Bell today announced its first major hospital gift to the Royal Ottawa Hospital, one of Canada’s top treatment and research facilities specializing in mental health care. Bell will donate $1 million to expand and enhance the Royal Ottawa Telepsychiatry Program. Other mental health care institutions and organizations at the community and national level will also benefit from Bell’s mental health initiative going forward.
Discussions are under way with several leading health care institutions across Canada and Bell will announce other major gifts in the near future. Bell will also launch a grant fund for smaller organizations looking to make a major impact in improving access to care in their communities, from coast to coast to coast, wherever a Bell or Bell Aliant company is connecting Canadians.

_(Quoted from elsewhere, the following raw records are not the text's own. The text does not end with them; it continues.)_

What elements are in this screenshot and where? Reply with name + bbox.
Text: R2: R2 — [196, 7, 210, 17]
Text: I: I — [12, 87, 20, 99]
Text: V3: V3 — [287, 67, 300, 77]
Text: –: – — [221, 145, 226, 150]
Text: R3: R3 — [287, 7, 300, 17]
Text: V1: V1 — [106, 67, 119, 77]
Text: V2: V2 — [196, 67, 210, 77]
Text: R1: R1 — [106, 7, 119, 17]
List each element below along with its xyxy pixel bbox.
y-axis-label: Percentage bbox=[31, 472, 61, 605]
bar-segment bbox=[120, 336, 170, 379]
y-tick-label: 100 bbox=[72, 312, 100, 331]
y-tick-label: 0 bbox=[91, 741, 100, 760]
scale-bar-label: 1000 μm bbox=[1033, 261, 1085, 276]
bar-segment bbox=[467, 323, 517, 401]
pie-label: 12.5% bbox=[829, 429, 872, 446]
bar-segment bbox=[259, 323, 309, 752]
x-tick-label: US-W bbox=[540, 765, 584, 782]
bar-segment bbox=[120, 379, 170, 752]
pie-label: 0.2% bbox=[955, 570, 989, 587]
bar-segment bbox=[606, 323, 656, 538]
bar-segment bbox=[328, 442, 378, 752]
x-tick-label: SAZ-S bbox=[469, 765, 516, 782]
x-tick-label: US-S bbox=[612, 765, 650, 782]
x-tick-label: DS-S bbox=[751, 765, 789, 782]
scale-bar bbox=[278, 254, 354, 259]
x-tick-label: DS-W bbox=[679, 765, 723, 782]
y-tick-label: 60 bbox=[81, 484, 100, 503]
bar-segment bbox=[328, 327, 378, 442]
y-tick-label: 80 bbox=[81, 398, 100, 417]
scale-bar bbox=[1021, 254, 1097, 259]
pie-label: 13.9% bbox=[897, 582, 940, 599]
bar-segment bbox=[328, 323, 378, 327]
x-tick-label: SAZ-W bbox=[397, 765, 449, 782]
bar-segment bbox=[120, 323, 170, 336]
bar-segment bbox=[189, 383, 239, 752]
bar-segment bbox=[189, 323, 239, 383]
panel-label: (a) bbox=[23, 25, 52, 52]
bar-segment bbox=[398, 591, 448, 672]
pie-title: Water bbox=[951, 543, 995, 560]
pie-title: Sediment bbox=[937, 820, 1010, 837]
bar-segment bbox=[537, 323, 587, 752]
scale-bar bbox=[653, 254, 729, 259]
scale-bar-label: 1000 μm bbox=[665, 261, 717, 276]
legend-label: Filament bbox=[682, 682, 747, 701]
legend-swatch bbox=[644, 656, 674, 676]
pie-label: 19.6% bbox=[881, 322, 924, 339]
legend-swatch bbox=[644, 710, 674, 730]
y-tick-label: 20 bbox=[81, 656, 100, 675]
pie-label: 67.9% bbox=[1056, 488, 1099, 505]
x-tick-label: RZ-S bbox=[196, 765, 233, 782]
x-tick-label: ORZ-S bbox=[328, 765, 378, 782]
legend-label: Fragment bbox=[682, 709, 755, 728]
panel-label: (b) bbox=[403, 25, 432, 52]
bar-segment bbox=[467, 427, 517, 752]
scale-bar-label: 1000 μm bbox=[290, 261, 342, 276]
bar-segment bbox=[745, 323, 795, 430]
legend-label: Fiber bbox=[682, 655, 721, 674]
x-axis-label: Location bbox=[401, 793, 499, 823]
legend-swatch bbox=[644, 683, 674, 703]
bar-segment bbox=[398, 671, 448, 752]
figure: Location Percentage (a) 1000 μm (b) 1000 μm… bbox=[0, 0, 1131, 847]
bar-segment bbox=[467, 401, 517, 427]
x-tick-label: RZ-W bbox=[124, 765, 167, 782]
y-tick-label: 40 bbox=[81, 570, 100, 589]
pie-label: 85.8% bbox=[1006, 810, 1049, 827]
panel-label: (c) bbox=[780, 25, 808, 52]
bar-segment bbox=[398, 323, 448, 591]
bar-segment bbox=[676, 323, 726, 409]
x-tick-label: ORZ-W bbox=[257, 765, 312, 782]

Bell will work with corporate Canada and the health care community to develop and adopt mental health best practices in the workplace. That includes enhanced and easy access to mental health information for employees, advanced return-to-work programs and the creation of an overall culture of mental health support across the Canadian business landscape. At Bell for example, every senior leader will participate in new training and information programs to accelerate understanding of and action around mental health issues.
To support research into better mental health understanding, prevention and treatment, Bell will invest in best-in-class research programs at hospitals, universities and other institutions across Canada – with a truly national scope and a commitment to supporting the best researchers wherever they work. Bell’s support for strategic research into mental illness and health care solutions will include new research chairs, fellowships and project grants on an invitational basis.